This repository provides a comprehensive benchmark and leaderboard for Chinese Large Language Models (LLMs), aiming to offer an objective and fair evaluation system. It targets LLM developers, researchers, and users seeking to understand and compare model capabilities across various domains, with the benefit of informed model selection and development guidance.
How It Works
The project evaluates LLMs across 8 major domains (e.g., medical, education, finance, legal, reasoning, language) with approximately 300 sub-dimensions. It utilizes a scoring system where each question within a dataset is rated 1-5 based on response quality, with scores normalized to a 100-point scale per dataset. The overall score is an average of scores across these domains, providing a multi-faceted view of model performance.
Quick Start & Requirements
- Access: The project primarily serves as a data and leaderboard repository.

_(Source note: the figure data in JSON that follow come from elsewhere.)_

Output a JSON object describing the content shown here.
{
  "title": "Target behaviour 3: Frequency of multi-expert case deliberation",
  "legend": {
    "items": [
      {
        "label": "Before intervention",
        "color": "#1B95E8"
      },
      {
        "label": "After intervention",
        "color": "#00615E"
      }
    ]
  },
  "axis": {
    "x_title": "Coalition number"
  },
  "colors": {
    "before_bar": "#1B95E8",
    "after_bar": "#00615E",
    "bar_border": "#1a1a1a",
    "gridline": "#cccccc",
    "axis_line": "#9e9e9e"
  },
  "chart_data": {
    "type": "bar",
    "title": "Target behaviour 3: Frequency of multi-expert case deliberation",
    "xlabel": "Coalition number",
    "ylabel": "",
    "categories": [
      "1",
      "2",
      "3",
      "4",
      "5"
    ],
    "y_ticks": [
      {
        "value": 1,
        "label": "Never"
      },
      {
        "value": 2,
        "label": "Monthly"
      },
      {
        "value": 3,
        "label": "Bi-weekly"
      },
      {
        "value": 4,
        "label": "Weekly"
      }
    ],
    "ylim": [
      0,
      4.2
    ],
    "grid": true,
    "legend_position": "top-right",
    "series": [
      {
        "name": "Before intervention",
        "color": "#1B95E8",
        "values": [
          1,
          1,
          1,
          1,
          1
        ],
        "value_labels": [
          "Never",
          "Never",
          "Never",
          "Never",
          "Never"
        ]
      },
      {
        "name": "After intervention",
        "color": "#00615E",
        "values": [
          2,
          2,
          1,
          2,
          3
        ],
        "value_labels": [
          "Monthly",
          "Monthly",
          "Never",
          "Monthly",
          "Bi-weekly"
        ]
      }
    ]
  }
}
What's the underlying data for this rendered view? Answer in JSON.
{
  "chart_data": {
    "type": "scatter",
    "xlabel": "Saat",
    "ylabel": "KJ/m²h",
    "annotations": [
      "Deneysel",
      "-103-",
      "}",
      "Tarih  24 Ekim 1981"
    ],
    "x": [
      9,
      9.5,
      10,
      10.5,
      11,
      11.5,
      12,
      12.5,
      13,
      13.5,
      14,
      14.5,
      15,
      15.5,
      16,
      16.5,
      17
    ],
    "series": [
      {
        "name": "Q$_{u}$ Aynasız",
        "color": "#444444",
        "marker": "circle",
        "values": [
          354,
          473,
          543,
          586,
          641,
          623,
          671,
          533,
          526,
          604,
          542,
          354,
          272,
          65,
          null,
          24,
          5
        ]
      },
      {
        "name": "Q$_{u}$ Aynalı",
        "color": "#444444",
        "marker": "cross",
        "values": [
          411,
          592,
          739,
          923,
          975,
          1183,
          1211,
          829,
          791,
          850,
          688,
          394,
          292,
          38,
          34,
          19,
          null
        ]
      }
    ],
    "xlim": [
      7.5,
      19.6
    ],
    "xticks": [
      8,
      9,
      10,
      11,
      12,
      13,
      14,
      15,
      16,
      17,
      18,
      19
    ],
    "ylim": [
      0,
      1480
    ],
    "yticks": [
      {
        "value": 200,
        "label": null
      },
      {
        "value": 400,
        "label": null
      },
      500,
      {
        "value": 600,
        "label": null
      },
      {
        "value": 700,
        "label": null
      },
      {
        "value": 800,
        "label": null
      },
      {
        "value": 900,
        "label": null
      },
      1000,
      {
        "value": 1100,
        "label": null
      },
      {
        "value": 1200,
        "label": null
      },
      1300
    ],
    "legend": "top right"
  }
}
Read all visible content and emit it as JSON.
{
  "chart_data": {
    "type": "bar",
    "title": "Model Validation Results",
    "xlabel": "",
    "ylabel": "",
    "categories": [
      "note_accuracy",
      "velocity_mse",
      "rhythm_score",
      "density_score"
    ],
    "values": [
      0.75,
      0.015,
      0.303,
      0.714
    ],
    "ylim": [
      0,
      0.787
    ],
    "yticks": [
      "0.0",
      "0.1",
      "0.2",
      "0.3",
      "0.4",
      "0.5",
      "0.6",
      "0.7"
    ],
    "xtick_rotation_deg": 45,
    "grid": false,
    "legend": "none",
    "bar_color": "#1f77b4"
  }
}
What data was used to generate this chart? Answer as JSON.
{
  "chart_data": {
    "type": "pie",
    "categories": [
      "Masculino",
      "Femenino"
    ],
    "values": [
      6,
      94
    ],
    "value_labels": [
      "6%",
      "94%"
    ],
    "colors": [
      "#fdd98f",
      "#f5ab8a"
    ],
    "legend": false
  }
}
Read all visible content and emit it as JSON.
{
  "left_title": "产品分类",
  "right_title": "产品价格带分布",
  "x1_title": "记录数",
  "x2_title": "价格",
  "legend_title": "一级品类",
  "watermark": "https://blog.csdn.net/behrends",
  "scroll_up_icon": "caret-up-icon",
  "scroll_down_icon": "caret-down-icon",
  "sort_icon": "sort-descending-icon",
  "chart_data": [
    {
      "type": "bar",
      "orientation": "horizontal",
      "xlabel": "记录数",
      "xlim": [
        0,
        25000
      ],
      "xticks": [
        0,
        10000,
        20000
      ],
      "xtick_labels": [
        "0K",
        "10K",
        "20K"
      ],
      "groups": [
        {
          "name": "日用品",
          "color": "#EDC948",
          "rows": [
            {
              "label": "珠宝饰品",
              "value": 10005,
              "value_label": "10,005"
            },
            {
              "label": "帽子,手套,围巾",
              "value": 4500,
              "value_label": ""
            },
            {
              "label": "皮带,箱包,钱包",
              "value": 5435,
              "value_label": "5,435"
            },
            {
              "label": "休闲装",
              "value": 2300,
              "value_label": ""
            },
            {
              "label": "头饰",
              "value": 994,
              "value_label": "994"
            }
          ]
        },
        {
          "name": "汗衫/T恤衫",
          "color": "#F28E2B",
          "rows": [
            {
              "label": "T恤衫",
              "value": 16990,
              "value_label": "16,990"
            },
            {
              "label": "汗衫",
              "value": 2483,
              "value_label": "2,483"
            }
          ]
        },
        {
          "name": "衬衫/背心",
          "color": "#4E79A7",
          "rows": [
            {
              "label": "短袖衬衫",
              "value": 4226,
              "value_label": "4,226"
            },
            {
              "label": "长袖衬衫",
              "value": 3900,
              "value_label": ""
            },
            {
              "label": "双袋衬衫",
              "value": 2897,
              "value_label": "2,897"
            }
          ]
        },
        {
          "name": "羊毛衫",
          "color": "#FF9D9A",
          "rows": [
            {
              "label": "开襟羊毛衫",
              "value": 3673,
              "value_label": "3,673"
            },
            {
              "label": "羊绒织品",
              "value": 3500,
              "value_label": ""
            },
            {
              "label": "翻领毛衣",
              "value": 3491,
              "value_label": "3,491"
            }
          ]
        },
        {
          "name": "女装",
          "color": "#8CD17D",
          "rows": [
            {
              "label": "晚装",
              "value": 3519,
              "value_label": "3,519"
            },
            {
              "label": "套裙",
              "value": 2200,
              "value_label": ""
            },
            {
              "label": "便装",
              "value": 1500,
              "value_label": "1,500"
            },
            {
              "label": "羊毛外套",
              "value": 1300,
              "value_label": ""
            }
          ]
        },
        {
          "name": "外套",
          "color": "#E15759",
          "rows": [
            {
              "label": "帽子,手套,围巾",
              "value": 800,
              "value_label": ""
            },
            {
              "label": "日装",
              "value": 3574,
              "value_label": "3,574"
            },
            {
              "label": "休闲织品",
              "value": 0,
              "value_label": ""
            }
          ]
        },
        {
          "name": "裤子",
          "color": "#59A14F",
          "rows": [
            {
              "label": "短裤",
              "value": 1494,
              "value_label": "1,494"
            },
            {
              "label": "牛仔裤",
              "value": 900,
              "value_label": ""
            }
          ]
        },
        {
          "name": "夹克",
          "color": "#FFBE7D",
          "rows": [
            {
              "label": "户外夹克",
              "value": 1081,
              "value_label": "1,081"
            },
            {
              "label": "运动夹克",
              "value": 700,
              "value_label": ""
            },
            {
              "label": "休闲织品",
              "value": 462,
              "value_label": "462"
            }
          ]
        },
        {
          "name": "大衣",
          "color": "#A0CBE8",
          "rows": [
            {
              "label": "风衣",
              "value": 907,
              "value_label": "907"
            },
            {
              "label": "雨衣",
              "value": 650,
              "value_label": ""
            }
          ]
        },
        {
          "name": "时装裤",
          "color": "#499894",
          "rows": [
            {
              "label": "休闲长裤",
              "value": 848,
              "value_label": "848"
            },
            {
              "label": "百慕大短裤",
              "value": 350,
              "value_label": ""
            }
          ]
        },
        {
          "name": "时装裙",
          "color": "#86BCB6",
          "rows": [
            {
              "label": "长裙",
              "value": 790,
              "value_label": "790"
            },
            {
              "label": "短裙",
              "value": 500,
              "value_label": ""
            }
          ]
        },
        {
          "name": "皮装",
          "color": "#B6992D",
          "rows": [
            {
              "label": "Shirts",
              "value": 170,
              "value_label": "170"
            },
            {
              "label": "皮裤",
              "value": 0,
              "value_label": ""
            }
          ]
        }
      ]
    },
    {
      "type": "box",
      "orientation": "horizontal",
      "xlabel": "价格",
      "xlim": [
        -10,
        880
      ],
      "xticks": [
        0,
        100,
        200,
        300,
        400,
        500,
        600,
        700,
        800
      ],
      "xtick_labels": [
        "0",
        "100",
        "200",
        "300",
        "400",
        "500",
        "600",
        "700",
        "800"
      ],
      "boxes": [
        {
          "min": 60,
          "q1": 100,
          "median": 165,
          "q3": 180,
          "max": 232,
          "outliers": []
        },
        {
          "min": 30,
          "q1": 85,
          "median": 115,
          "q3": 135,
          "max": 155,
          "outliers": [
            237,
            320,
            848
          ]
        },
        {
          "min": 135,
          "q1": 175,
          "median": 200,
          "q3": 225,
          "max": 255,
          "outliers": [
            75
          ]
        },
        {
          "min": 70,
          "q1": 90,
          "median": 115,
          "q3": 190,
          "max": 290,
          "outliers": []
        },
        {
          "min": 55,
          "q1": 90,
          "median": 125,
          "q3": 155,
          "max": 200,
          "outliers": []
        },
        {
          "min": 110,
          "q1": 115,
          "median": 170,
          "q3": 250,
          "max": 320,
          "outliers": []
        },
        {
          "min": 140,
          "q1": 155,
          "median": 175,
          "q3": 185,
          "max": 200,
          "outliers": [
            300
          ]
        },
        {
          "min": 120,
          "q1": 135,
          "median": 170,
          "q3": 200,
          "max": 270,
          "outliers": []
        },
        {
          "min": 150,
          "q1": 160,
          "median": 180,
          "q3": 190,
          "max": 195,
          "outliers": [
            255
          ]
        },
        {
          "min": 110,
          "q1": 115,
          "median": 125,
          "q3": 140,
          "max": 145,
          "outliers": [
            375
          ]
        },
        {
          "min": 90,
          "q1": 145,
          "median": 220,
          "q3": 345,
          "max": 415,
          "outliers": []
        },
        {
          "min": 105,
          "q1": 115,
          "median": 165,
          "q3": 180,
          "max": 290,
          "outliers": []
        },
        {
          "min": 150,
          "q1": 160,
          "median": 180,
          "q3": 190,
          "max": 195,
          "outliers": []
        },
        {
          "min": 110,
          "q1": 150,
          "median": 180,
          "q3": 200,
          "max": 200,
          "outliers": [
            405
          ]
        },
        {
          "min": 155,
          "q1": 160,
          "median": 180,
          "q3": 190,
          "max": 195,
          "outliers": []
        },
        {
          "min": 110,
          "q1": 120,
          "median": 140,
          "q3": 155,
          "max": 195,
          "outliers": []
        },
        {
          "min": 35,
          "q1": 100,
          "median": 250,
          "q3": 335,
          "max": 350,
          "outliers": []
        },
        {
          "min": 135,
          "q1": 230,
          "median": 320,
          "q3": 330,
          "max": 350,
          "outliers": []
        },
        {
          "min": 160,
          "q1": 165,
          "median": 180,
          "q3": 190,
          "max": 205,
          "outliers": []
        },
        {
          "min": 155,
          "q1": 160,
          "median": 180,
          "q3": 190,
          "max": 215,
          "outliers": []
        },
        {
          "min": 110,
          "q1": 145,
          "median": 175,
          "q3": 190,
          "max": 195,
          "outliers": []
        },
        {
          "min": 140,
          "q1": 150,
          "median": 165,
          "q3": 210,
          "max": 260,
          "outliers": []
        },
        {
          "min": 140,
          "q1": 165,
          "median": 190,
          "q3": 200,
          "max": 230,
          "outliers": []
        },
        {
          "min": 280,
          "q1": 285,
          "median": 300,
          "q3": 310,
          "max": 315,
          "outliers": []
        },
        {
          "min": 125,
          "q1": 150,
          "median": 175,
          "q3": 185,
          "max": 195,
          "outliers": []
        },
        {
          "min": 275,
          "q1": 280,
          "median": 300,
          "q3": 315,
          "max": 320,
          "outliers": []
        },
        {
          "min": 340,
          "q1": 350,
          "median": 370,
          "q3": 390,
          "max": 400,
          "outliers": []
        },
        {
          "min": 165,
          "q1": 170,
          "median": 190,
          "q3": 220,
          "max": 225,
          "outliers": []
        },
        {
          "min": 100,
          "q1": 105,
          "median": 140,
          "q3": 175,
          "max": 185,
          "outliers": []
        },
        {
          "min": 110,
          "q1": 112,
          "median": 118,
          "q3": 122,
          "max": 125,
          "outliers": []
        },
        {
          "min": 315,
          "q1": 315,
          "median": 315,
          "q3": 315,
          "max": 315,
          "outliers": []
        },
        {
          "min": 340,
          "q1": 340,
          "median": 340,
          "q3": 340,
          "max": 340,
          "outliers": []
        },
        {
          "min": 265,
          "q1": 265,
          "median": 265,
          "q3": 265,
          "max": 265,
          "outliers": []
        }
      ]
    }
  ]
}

No direct installation or execution commands are provided for running benchmarks.
- Data: Access to the evaluation datasets and model outputs is available via links within the README (e.g.,
alldata
, eval
file directory).
- Resources: Evaluating LLMs requires significant computational resources, which are not detailed here but are implied by the scale of the project.
Highlighted Details
- Benchmarks over 232 commercial and open-source LLMs, including detailed breakdowns by model size and pricing tiers.
- Extensive domain coverage, featuring specialized rankings for medical professions (physician, nursing, pharmacy, etc.), educational levels (primary, secondary, college entrance exams), finance, law, and more.
- A large "error database" of over 2 million entries for LLM mistakes, facilitating analysis and improvement.
- Regular updates with new models and expanded evaluation dimensions, indicating active maintenance.
Maintenance & Community
- The project is actively maintained, with frequent updates listed (e.g., v3.20 on 2025/4/30).
- A WeChat group is available for community discussion and evaluation exchange.
Licensing & Compatibility
- The repository itself appears to be open-source, but the specific license is not explicitly stated in the provided text.
- Compatibility for commercial use or closed-source linking is not detailed.
Limitations & Caveats
- The README does not specify the exact methodology for generating the "error database" or the specific datasets used for each sub-dimension.
- While extensive, the evaluation focuses on specific task types (e.g., multiple-choice, fill-in-the-blank) and may not cover all aspects of LLM capabilities like creative writing or complex dialogue.